Recording and uploading video content that can be damaging to the image and wellbeing of others will not be tolerated, police Chief Inspector Kauna Shikwambi told The Villager.
This comes after a video of two Namibian women in a fight surfaced. The video starts with the two women arguing about clothes but quickly escalates to one of them physically assaulting the other by hitting her in with fists.
Shikwambi said that the police has warned the public on several occasions against such behaviour.
“If it is brought under our attention we will take further steps. We have made efforts to warn the public about the dangers and effects it has on the victim as these will stay forever on the social media,” she said.
She has asked that victims immediately open police cases when this happens.
Clinical Phycologist Shaun Whitaker has said that the situation is getting out of hand and urged the state to put strict measures in place.
“It is about time we have debates over these things. This is basically damaging a person’s image and on social media platforms as these videos circulate everywhere.
“The state must put some kind of legislation into place that deals with culprits that upload video of this nature. If you are beaten up it is obviously very traumatic experience. People have the right to personal boundaries and confidentiality. When it is circulated without your permission, it tarnishes your image,” he said.
Namibians need to have more debates about respecting the privacy of individuals, he said.

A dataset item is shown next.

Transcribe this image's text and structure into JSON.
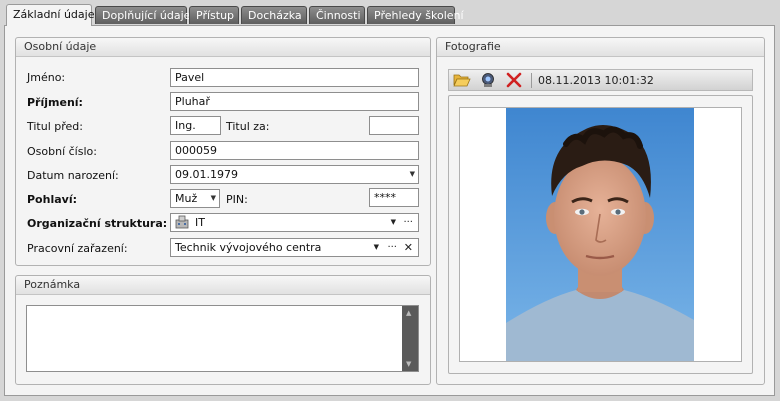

“It is very unethical. We also need to look at who has to use social media as well. This thing has caused suicide in some parts of the world. It does not stop where people think it does. Psychologically the person that has been exposed might not be in a position to handle the situation. Exposing this type of material is not healthy at all,” he said.
Whitaker adds, it is a demographic society and Namibians have to respect each other because once respect is there then things of this nature will no longer be an issue.